The highest average rents in the country in the second quarter of 2024 were in Metro Vancouver, at $4.25 per square foot, according to the latest quarterly data from Zonda Urban. Metro Vancouver holds the top spot for the second quarter in a row.
Close behind was the GTHA, with average rents registering at $4.22 per square foot, despite a general softening in rental rates in the region, against the growing vacancy rate.
Of the seven markets that Zonda Urban monitors, Kelowna was a hot spot, with the largest quarter-over-quarter jump in average rent from $2.55 to $2.71 per square foot per month, while overall vacancy in the market dropped significantly in Q2-2024, indicating that supply is lagging burgeoning demand in that market.
Notably, this is the highest average rental rate increase on record for Kelowna.
Rents climbed modestly in Victoria, Ottawa and Edmonton, reflecting the slow, but steady growth in those markets.
Calgary and the GTHA saw a slight drop in average rental rates in the second quarter, compared to Q1-2024.

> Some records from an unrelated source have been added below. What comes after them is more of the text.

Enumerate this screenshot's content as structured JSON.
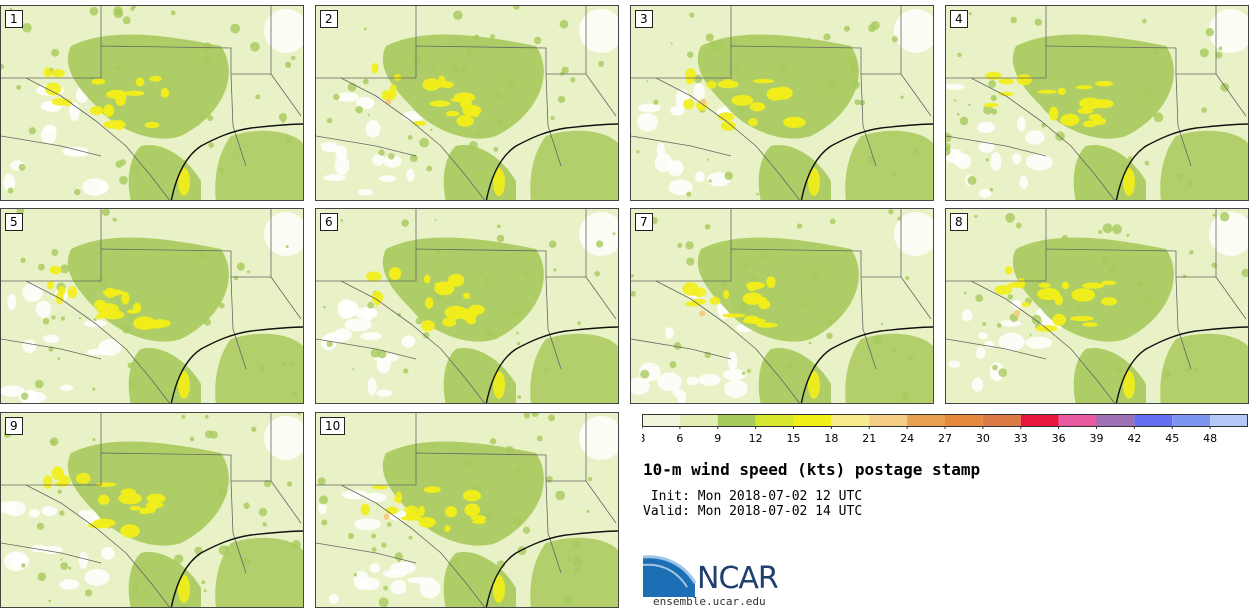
{
  "title": "10-m wind speed (kts) postage stamp",
  "init_text": " Init: Mon 2018-07-02 12 UTC",
  "valid_text": "Valid: Mon 2018-07-02 14 UTC",
  "site": "ensemble.ucar.edu",
  "logo_text": "NCAR",
  "members": [
    "1",
    "2",
    "3",
    "4",
    "5",
    "6",
    "7",
    "8",
    "9",
    "10"
  ],
  "colorbar": {
    "ticks": [
      "3",
      "6",
      "9",
      "12",
      "15",
      "18",
      "21",
      "24",
      "27",
      "30",
      "33",
      "36",
      "39",
      "42",
      "45",
      "48"
    ],
    "colors": [
      "#f0f5dc",
      "#e2eeb6",
      "#a8c95c",
      "#d7e62e",
      "#f2ee18",
      "#f7ec8c",
      "#f4cc84",
      "#e8a050",
      "#e58a3c",
      "#dc7a48",
      "#e8163c",
      "#e85aa0",
      "#9e70b4",
      "#646ef0",
      "#7c96f0",
      "#b4c8fa"
    ]
  },
  "map_colors": {
    "background": "#e9f2c6",
    "moderate": "#a8c95c",
    "strong": "#f2ee18",
    "peak": "#f4cc84",
    "calm": "#ffffff",
    "boundary": "#666666"
  }
}
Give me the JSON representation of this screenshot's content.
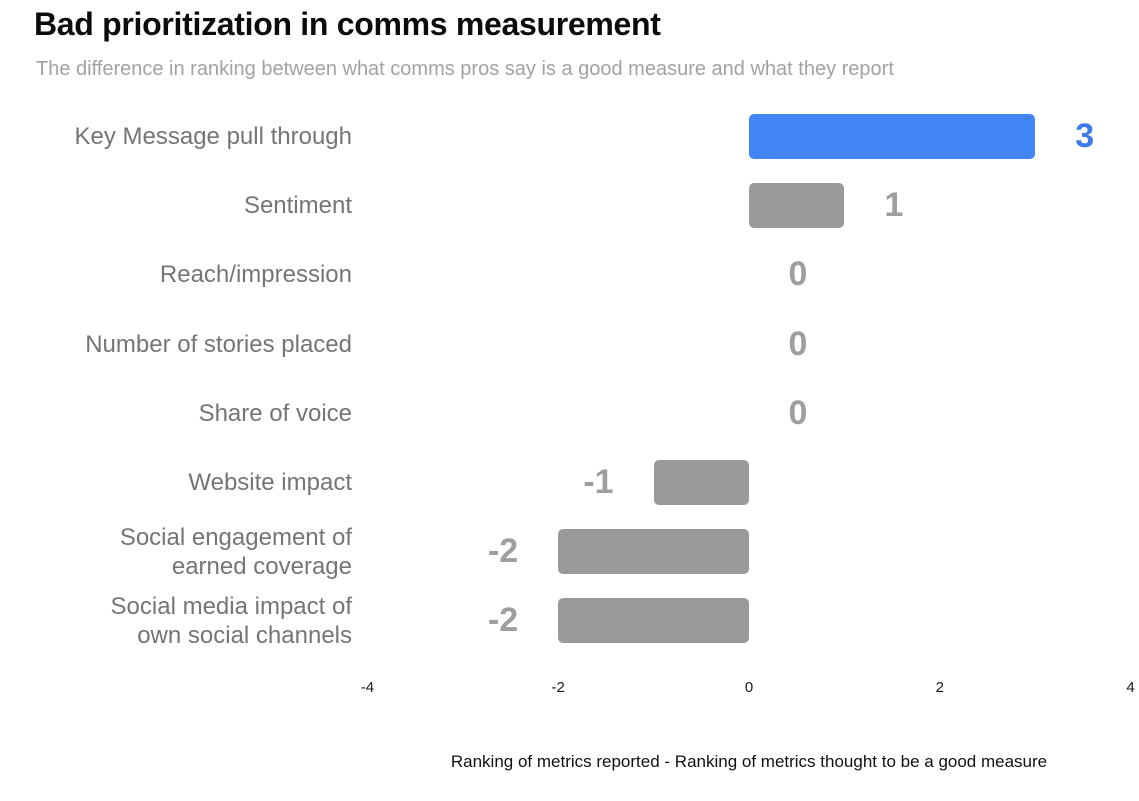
{
  "chart": {
    "title": "Bad prioritization in comms measurement",
    "subtitle": "The difference in ranking between what comms pros say is a good measure and what they report",
    "xlabel": "Ranking of metrics reported - Ranking of metrics thought to be a good measure"
  },
  "chart_data": {
    "type": "bar",
    "orientation": "horizontal",
    "title": "Bad prioritization in comms measurement",
    "subtitle": "The difference in ranking between what comms pros say is a good measure and what they report",
    "xlabel": "Ranking of metrics reported - Ranking of metrics thought to be a good measure",
    "categories": [
      "Key Message pull through",
      "Sentiment",
      "Reach/impression",
      "Number of stories placed",
      "Share of voice",
      "Website impact",
      "Social engagement of\nearned coverage",
      "Social media impact of\nown social channels"
    ],
    "values": [
      3,
      1,
      0,
      0,
      0,
      -1,
      -2,
      -2
    ],
    "value_labels": [
      "3",
      "1",
      "0",
      "0",
      "0",
      "-1",
      "-2",
      "-2"
    ],
    "highlight_index": 0,
    "highlight_color": "#4285f4",
    "highlight_label_color": "#3d7ce8",
    "bar_color": "#9a9a9a",
    "value_label_color": "#9e9e9e",
    "xlim": [
      -4,
      4
    ],
    "xticks": [
      "-4",
      "-2",
      "0",
      "2",
      "4"
    ],
    "grid": false,
    "legend": false
  }
}
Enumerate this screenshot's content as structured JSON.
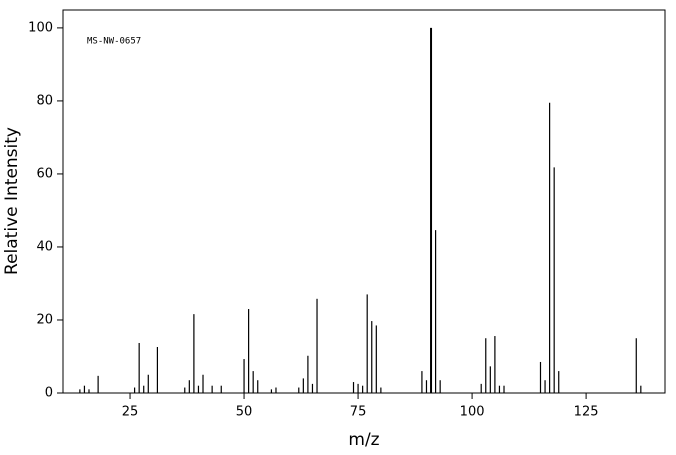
{
  "chart_data": {
    "type": "bar",
    "annotation": "MS-NW-0657",
    "xlabel": "m/z",
    "ylabel": "Relative Intensity",
    "x": [
      14,
      15,
      16,
      18,
      26,
      27,
      28,
      29,
      31,
      37,
      38,
      39,
      40,
      41,
      43,
      45,
      50,
      51,
      52,
      53,
      56,
      57,
      62,
      63,
      64,
      65,
      66,
      74,
      75,
      76,
      77,
      78,
      79,
      80,
      89,
      90,
      91,
      92,
      93,
      102,
      103,
      104,
      105,
      106,
      107,
      115,
      116,
      117,
      118,
      119,
      136,
      137
    ],
    "values": [
      1,
      2,
      1,
      4.7,
      1.5,
      13.7,
      2,
      5,
      12.6,
      1.5,
      3.5,
      21.6,
      2,
      5,
      2,
      2,
      9.3,
      23,
      6,
      3.5,
      1,
      1.5,
      1.5,
      4,
      10.2,
      2.5,
      25.8,
      3,
      2.5,
      2,
      27,
      19.7,
      18.5,
      1.5,
      6,
      3.5,
      100,
      44.6,
      3.5,
      2.5,
      15,
      7.3,
      15.6,
      2,
      2,
      8.5,
      3.5,
      79.5,
      61.8,
      6,
      15,
      2
    ],
    "color": "#000000",
    "xlim": [
      10.3,
      142.3
    ],
    "ylim": [
      0,
      104.9
    ],
    "xticks": [
      25,
      50,
      75,
      100,
      125
    ],
    "yticks": [
      0,
      20,
      40,
      60,
      80,
      100
    ]
  }
}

Edmonton remains one of Canada’s most affordable rental markets. Although rents have grown steadily in Edmonton, they still are the lowest amongst the markets that Zonda monitors, at $2.23 per square foot.
Vacancy rates vary throughout the country. The GTHA has the highest overall vacancy rate by a wide margin, at 12.5 percent, followed by both Edmonton and Ottawa at 6.6 percent.
Location, location, location
Central locations command rent premiums, as is evidenced by Zonda Urban’s data, with downtown rental rates outpacing outlying areas.
With steady population growth in urban areas, and a deep renter pool, demand in amenity-rich downtown areas is robust. Zonda Urban anticipates long-term growth in downtown rents, at a quicker pace relative to outlying areas and submarkets.
Is this the right time for renters to become homeowners?
Although a growing segment of the population rent by choice, given the turn-key lifestyle that renting offers, many renters are hopeful homeowners looking for the opportunity to climb on to the property ladder.
The market has been challenging for would-be homeowners. High rents relative to income in many cities make it hard to accumulate a down payment, and housing prices remain stubbornly high, despite the market moderating in several cities.
But in recent weeks house hunters may see a glimmer of hope on the horizon, particularly in the new construction market.
“With our new sales numbers in and another rate cut from the Bank of Canada, some are starting to look at the pre-construction market again. While new launch activity has generally dried up in the condominium apartment sector, townhomes are consistently launching and selling,” says Jasmine Cracknell-Young, vice president, advisory with Zonda Urban.
“Townhomes offer great pricing relative to traditional single-detached product located in established or establishing communities. For those who have the capital for a quick close, the assignment market is flush with listings on the condominium apartment side. While those with time are seeking out cash back incentives, extended deposit structures, and closing dates well into 2027.” she says.
In addition to the Bank of Canada’s recent rate cut, house hunters can take advantage of a new affordability aid specifically geared for purchase of new construction homes.
Previously, mortgages had a maximum amortization of 25 years. As part of affordability measures included in the federal budget for 2024, mortgages, for those who qualify, will be able to be extended to 30 years.
That extra five years can extend the purchasing power for house hunters and make monthly payments more affordable.
This amortization schedule is only available to first-time homebuyers, and it is only applicable to new construction homes. It’s only available for insured mortgages (with less than 20 percent down).
While extending amortization reduces monthly costs in the short term, house hunters should remember that extending the life of a mortgage will come at a higher cost in the long term.